Spring of that year they released a new album and I instantly bought it and poured over the intricate liner notes and made copies of it and played it everywhere I went. One of that album’s songs broke out, and they were all over the radio. To this day, if you mention the band, that’s the only song anyone knows.
There was another album two years later. I bought it at the Tower Records store across the street from my summer job while on lunch break and spent all summer playing it just as much as all the others. But it didn’t go anywhere commercially. And that was pretty much that. By the time they released their fifth album in 2000 they were a non-factor in the U.S., so I had to download it on Napster; it wasn’t even released here.

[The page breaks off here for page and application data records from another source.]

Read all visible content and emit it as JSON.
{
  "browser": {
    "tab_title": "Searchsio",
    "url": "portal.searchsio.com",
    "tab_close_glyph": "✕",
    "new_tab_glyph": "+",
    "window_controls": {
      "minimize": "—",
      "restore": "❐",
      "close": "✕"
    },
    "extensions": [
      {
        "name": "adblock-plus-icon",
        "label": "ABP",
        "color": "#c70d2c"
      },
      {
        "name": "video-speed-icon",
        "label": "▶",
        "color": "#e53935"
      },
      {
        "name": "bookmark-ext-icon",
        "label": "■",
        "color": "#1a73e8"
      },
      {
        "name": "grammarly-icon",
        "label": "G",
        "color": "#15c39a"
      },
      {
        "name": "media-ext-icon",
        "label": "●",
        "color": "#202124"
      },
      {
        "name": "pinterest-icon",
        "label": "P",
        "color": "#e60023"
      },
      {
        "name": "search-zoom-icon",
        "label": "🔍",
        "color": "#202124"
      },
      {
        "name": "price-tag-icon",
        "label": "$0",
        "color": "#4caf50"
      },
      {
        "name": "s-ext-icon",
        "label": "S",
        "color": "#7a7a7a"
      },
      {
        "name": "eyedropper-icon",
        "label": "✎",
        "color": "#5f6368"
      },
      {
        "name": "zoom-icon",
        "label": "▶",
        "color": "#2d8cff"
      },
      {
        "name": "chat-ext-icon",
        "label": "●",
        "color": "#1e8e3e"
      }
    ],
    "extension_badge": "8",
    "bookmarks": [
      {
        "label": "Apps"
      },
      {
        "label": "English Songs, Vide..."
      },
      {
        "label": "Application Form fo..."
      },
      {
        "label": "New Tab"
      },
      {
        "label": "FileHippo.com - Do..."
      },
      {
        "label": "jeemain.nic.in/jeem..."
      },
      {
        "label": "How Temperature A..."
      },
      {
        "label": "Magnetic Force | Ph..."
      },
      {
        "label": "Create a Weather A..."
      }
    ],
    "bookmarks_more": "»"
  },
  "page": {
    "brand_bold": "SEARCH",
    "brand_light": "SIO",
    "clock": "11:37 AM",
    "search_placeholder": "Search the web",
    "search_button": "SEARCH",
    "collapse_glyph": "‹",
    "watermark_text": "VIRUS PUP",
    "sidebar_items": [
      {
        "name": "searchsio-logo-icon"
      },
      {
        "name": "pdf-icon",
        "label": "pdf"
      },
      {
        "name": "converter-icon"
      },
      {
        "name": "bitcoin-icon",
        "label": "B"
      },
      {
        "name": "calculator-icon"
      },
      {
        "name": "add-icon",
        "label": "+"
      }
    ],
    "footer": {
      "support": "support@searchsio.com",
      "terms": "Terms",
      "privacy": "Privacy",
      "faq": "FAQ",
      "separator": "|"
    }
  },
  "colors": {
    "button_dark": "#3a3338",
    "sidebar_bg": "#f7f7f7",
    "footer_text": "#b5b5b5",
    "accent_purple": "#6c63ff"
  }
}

The band broke up. The lead singer released four solo albums, and I dutifully acquired them and learned them front-to-back. Then last year they got back together and released an album of entirely new material. It’s all great, of course, and I’ve worn it out in my kitchen and my car.
And last night I saw them. In a packed theater. It was wild.
For 30 years I’ve been the only person I know who cares about this band. I have internalized their catalogue to an almost obsessive degree, and a not-insignificant part of my identity has been wrapped up in the fact that I am as into them as I am in a way that nobody else I know is. And last night I stood shoulder-to-shoulder with complete strangers who are as into them as I am. It took almost 30 years, but I finally found my people.
They’ve been hiding in plain sight, and I was the last to know.